Backward Compatible Changes

Stripe considers the following changes to be backwards-compatible:

  • Adding new API resources.

  • Adding new optional request parameters to existing API methods.

  • Adding new properties to existing API responses.

  • Changing the order of properties in existing API responses.

  • Changing the length or format of opaque strings, such as object IDs, error messages, and other human-readable strings. This includes adding or removing fixed prefixes such as ch_ on charge IDs.

  • Adding new webhook event types.

API Changelog

The changelog is a list of backwards-incompatible updates in the Stripe API.

As described above, new additions and forward-compatible changes don’t need a new API version and thus will not appear in this list.

As an example, let's take a look at the latest 2020-08-27 release's changelog:

  • On subscription schedules, phases.plans has been renamed to phases.items.
  • tax_percent property has been removed in favour of the new tax rates API.
  • Checkout Sessions no longer include the display_items property. Use the line_items property instead.

The API changelogs for each Stripe API version, can be found in more details in their API changelog section.

API upgrades

Stripe API upgrade policy

Stripe upgrades APIs in either backward-compatible or backward-incompatible way. When Stripe changes the API in a backwards-incompatible way, Stripe releases a new dated version, but to avoid breaking our code, it doesn’t change our version until we’re ready to upgrade.

Setting API version

The API version for the account gets set only during the first time we make a Stripe API call.

When making the API calls we need to set the Stripe-Version header, to specify the API version. But in order to make this process more streamlined and to override the API version, assign the version to the Stripe.api_version property when initializing the Stripe library in our backend.

In Rails, create a config/initializers/stripe.rb and add the following:

1Rails.configuration.stripe = {
2  publishable_key: ENV['stripe_secret_key'],
3  secret_key: ENV['stripe_publishable_key']
6Stripe.api_key = ENV['stripe_secret_key']
7Stripe.api_version = '2020-08-27'

We can view the current API version by visiting the Stripe dashboard's Developers tab, which in test mode would be in the developer test tab: Dashboard API version

The API version settings are set to our account.

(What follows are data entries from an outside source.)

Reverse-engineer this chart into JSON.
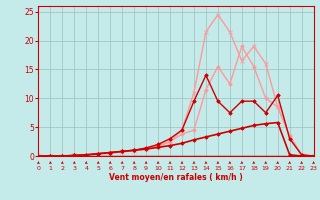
{
  "xlabel": "Vent moyen/en rafales ( km/h )",
  "xlim": [
    0,
    23
  ],
  "ylim": [
    0,
    26
  ],
  "yticks": [
    0,
    5,
    10,
    15,
    20,
    25
  ],
  "xticks": [
    0,
    1,
    2,
    3,
    4,
    5,
    6,
    7,
    8,
    9,
    10,
    11,
    12,
    13,
    14,
    15,
    16,
    17,
    18,
    19,
    20,
    21,
    22,
    23
  ],
  "bg_color": "#c5eaea",
  "grid_color": "#9bbfbf",
  "lines": [
    {
      "x": [
        0,
        1,
        2,
        3,
        4,
        5,
        6,
        7,
        8,
        9,
        10,
        11,
        12,
        13,
        14,
        15,
        16,
        17,
        18,
        19,
        20,
        21,
        22,
        23
      ],
      "y": [
        0,
        0,
        0,
        0.1,
        0.2,
        0.4,
        0.6,
        0.8,
        1.0,
        1.2,
        1.5,
        1.8,
        2.2,
        2.8,
        3.3,
        3.8,
        4.3,
        4.8,
        5.3,
        5.6,
        5.8,
        0.2,
        0,
        0
      ],
      "color": "#cc0000",
      "linewidth": 1.2,
      "marker": "D",
      "markersize": 1.8,
      "zorder": 5
    },
    {
      "x": [
        0,
        1,
        2,
        3,
        4,
        5,
        6,
        7,
        8,
        9,
        10,
        11,
        12,
        13,
        14,
        15,
        16,
        17,
        18,
        19,
        20,
        21,
        22,
        23
      ],
      "y": [
        0,
        0,
        0,
        0.1,
        0.2,
        0.4,
        0.6,
        0.8,
        1.0,
        1.4,
        2.0,
        3.0,
        4.5,
        9.5,
        14.0,
        9.5,
        7.5,
        9.5,
        9.5,
        7.5,
        10.5,
        3.0,
        0.2,
        0
      ],
      "color": "#cc0000",
      "linewidth": 1.0,
      "marker": "D",
      "markersize": 1.8,
      "zorder": 4
    },
    {
      "x": [
        0,
        1,
        2,
        3,
        4,
        5,
        6,
        7,
        8,
        9,
        10,
        11,
        12,
        13,
        14,
        15,
        16,
        17,
        18,
        19,
        20,
        21,
        22,
        23
      ],
      "y": [
        0,
        0,
        0,
        0.1,
        0.2,
        0.3,
        0.5,
        0.7,
        1.0,
        1.3,
        1.8,
        2.5,
        3.8,
        4.5,
        11.5,
        15.5,
        12.5,
        19.0,
        15.5,
        10.0,
        8.5,
        3.5,
        0.2,
        0
      ],
      "color": "#ff9999",
      "linewidth": 1.0,
      "marker": "D",
      "markersize": 1.8,
      "zorder": 3
    },
    {
      "x": [
        0,
        1,
        2,
        3,
        4,
        5,
        6,
        7,
        8,
        9,
        10,
        11,
        12,
        13,
        14,
        15,
        16,
        17,
        18,
        19,
        20,
        21,
        22,
        23
      ],
      "y": [
        0,
        0,
        0,
        0.1,
        0.2,
        0.3,
        0.5,
        0.7,
        0.9,
        1.2,
        1.6,
        2.5,
        4.5,
        11.0,
        21.5,
        24.5,
        21.5,
        16.5,
        19.0,
        16.0,
        8.5,
        3.5,
        0.2,
        0
      ],
      "color": "#ff9999",
      "linewidth": 1.0,
      "marker": "x",
      "markersize": 3.0,
      "zorder": 2
    }
  ]
}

Our API version gets set the first time we make a Stripe API request.

When performing an API upgrade, make sure that you specify the API version, like mentioned above, that you're integrating against in your code instead of relying on your account's default API version.

Entities Affected By API Upgrade

After upgrading the API, the API calls we make without providing the Stripe-Version header, will resolve to sending back responses in concurrence with last set or default Stripe API version.

The upgrade has a definite chance of affecting the structure of objects received with Stripe.js methods, in front-end side.

Similarly, the structure of objects sent to your webhook endpoints will also be affected.

If an endpoint has an explicit version set, then webhook endpoints will remain unaffected.

Automated Billing operations performed by Stripe, like generating an invoice for a new subscription period, use our account's default API version.

Reflecting Changes In Webhook Handlers

The first step in updating our webhook handlers to reflect the changes with Stripe API upgrade, is to check the API changelog to see which objects will be structured differently.

Once we have a good idea about which all properties in the response objects has been updated, we then need to update our webhook code to handle both the old and new version of each object.

Finally trigger the event in test mode and validate that your code works for the new structure.

Rolling Back API Version

For 72 hours after you’ve upgraded your API version, you can safely roll back to the version you were upgrading from in your Dashboard.

The API version can be changed under the developer's tab in Dashboard, as we had already mentioned in setting API version section in this chapter.

After you've rolled back, webhooks that were sent with the new object structure and failed will be retried with the old structure.

How To Stay Informed?

Stripe sends information on new additions and changes to Stripe's API and language libraries in the Stripe Developer Digest.